Five men who illegally streamed Premier League football matches to tens of thousands of people have been jailed.
The gang sold cut-price £10-a-month subscriptions, bragging they made money showing games not otherwise available to watch live in the UK because of "blackout" broadcasting rules.
Their operation, described as the biggest so far, received more than £7m from 50,000 subscribers.
The sentencing follows a rare private prosecution by the Premier League.
The fraud prosecution was brought to protect "some of the world's most valuable content", the league's lawyers said.
It followed a lengthy trading-standards investigation led by Hammersmith and Fulham Council.
And the personal details of many of those who paid for Flawless TV are now in the hands of investigators, raising the question of what action might be taken against them.
At Derby Crown Court, the gang's "prime mover", Mark Gould, 36, was sentenced to 11 years in prison.
Four other members were sentenced to between three and more than five years.
One of them, Christopher Felvus, 36, was also found guilty of voyeurism and possessing indecent images of children, discovered on his computer.

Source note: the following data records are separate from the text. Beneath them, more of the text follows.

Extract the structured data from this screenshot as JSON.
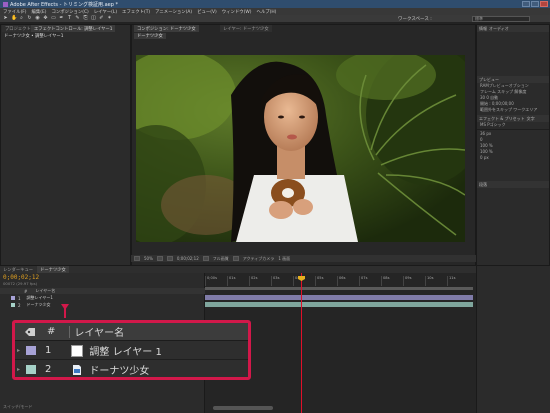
{
  "app": {
    "window_title": "Adobe After Effects - トリミング検証用.aep *",
    "menu": [
      "ファイル(F)",
      "編集(E)",
      "コンポジション(C)",
      "レイヤー(L)",
      "エフェクト(T)",
      "アニメーション(A)",
      "ビュー(V)",
      "ウィンドウ(W)",
      "ヘルプ(H)"
    ],
    "workspace_label": "ワークスペース :",
    "workspace_value": "標準",
    "toolbar_icons": [
      "selection-tool-icon",
      "hand-tool-icon",
      "zoom-tool-icon",
      "rotate-tool-icon",
      "camera-tool-icon",
      "pan-behind-tool-icon",
      "rectangle-tool-icon",
      "pen-tool-icon",
      "text-tool-icon",
      "brush-tool-icon",
      "clone-tool-icon",
      "eraser-tool-icon",
      "roto-brush-tool-icon",
      "puppet-tool-icon"
    ]
  },
  "project_panel": {
    "tab": "プロジェクト",
    "tab2": "エフェクトコントロール: 調整レイヤー1",
    "subtitle": "ドーナツ少女 • 調整レイヤー1"
  },
  "comp_panel": {
    "tab": "コンポジション: ドーナツ少女",
    "tab2": "レイヤー: ドーナツ少女",
    "subtab": "ドーナツ少女",
    "zoom": "50%",
    "timecode": "0;00;02;12",
    "resolution": "フル画質",
    "view": "アクティブカメラ",
    "views": "1 画面"
  },
  "right_panel": {
    "info_tab": "情報",
    "audio_tab": "オーディオ",
    "preview_tab": "プレビュー",
    "preview_rows": [
      "RAMプレビューオプション",
      "フレーム  スキップ  解像度",
      "30       0       自動",
      "開始 : 0;00;00;00",
      "範囲外をスキップ  ワークエリア"
    ],
    "effects_tab": "エフェクト & プリセット",
    "character_tab": "文字",
    "paragraph_tab": "段落",
    "font": "MS Pゴシック",
    "size": "36 px",
    "tracking": "0",
    "scale_v": "100 %",
    "scale_h": "100 %",
    "baseline": "0 px"
  },
  "timeline": {
    "tabs": [
      "レンダーキュー",
      "ドーナツ少女"
    ],
    "timecode": "0;00;02;12",
    "frames": "00072 (29.97 fps)",
    "columns": [
      "#",
      "レイヤー名"
    ],
    "ruler": [
      "0;00s",
      "01s",
      "02s",
      "03s",
      "04s",
      "05s",
      "06s",
      "07s",
      "08s",
      "09s",
      "10s",
      "11s"
    ],
    "layers": [
      {
        "index": "1",
        "name": "調整レイヤー1",
        "color": "#a7a2d6"
      },
      {
        "index": "2",
        "name": "ドーナツ少女",
        "color": "#a6d2c8"
      }
    ],
    "footer": "スイッチ/モード"
  },
  "callout": {
    "label_icon": "label-tag-icon",
    "col_number": "#",
    "col_name": "レイヤー名",
    "rows": [
      {
        "index": "1",
        "name": "調整 レイヤー 1",
        "color": "#a7a2d6",
        "icon": "solid-white-icon"
      },
      {
        "index": "2",
        "name": "ドーナツ少女",
        "color": "#a6d2c8",
        "icon": "footage-file-icon"
      }
    ]
  },
  "colors": {
    "accent": "#d2184a",
    "timecode": "#e0a020",
    "cti": "#e0102a"
  }
}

Trading-standards investigator Doug Love led a raid on Gould's smart riverside flat in Greenwich, south London.
"I don't think any of us realised how big it was," Mr Love tells BBC News.
"When we went into the spare bedroom, there were 20 or 30 set-top boxes linked together."
The gang took feeds from broadcasters in the UK, Qatar, the US, Australia and Canada and streamed them a few seconds later via the Flawless service.
The operation developed apps offering Premier League matches and other content, which ran on phones and smart TVs.
Users picked what they wanted to watch from a fully-functional on-screen programme guide.
The gang made £7.2m between 2016 and 2021, according to the league.
Gould personally made more than £1.7m.
Direct subscribers paid £10 a month to watch every Premier League game, compared with about £80 a month for legal services from Sky, BT Sport and Amazon Prime.